By the time he got to me, I'd stopped bleeding. The first thing he did was to clean the wounds, which started the blood oozing again. He examined my scalp with an irritating lassitude.

"I'm going to have to shave some hair off."

"Go ahead," I said. "I was getting tired of the two-tone effect anyway. Take it all off."

"I'm not a barber." He rummaged in a drawer to find a razor. "Your preacher friend was looking for you a while ago. Moreno. He looked awful."

"Awful drunk?"

"Worse," he said. "Sober as a judge on election day."

I snorted. He'd copped that line from me.

"I told him you might be around somewhere, so he went up to wait for you."

That gave me a little bit of the chill I've been feeling only too often lately. Joey had been worried enough on the phone when he said he'd wait for me at the church. Could all this psychic pyrotechnics have reached him, too? Why else would he walk all the way over to my office at night? Something must have him scared.

I waited patiently for La Vecque to disinfect the wounds and lay down a bunch of tape sutures. He reached for a roll of gauze.
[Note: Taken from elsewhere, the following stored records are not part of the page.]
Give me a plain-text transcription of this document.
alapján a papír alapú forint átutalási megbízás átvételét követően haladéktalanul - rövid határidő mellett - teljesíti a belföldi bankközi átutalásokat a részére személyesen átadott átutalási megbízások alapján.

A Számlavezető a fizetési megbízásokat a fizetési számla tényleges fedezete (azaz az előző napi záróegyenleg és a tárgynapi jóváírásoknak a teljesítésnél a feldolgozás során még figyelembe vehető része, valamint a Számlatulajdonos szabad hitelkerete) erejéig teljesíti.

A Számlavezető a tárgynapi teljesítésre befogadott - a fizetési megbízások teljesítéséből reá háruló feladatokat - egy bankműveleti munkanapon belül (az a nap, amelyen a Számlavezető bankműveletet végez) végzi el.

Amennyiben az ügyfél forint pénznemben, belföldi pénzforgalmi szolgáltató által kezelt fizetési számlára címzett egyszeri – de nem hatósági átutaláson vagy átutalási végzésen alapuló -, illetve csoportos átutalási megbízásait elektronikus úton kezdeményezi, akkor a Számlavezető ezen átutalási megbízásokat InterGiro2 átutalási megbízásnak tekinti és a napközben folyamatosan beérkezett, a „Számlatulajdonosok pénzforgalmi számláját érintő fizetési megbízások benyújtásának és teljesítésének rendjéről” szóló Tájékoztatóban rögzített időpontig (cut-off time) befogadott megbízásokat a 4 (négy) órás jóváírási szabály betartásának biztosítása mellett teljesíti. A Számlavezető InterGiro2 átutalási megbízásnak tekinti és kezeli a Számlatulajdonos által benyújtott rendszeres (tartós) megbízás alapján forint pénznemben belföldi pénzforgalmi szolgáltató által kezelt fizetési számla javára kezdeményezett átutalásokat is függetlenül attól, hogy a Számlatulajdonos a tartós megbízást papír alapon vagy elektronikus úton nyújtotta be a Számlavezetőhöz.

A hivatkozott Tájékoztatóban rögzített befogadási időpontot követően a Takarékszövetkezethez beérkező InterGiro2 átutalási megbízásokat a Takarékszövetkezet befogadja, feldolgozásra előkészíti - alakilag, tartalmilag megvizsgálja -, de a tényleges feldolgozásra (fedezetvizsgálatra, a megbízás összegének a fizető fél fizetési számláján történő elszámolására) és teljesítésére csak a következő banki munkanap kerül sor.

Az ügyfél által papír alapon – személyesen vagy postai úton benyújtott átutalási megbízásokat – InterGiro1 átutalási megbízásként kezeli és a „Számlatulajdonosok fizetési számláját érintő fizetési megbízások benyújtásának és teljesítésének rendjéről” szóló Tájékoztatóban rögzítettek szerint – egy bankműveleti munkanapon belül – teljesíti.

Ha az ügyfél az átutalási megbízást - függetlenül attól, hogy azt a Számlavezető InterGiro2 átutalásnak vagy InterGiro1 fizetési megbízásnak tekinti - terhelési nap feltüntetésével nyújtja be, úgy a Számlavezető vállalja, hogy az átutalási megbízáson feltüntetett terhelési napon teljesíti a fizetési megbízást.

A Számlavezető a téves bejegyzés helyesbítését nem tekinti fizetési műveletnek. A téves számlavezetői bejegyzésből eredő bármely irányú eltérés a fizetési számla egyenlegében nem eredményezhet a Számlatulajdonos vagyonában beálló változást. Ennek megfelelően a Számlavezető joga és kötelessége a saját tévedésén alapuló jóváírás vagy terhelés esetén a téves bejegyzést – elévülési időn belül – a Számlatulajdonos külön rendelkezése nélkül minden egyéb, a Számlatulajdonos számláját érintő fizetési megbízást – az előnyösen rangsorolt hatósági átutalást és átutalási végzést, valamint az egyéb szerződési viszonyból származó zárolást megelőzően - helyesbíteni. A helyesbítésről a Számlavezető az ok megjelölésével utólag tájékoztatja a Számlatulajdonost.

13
"That's good enough," I said, standing up. "I'm going to check in on the padre." I turned to Ann. "I'll rustle up something for the kid to wear. Wait for me here."

I picked up my gun and-paper robe fluttering-rushed out of the good doctor's office and hit the stairs like an aging greyhound after the iron rabbit. The concrete steps stung my bare feet with each bound. A few gasping strides brought me to my floor. I had energy that seemed to come strictly from panic. Events were closing in around me. Too much was happening at once.

I eased the stairway door open to listen.

Silence. As complete as snowflakes on cotton.

I held the automatic up and crept toward the office. My feet appreciated the carpeting.

The door stood slightly ajar, permitting a wedge of light to spread across the hall and climb up the side of the far wall.

I stood beside the doorway to hear the kind of total silence that an inhabited room cannot maintain. The room smelled of burnt gunpowder.

I kicked the door inward and dropped to one knee, scanning the room with eye and gat. Nothing moved.

Not even the body on my waiting-room couch.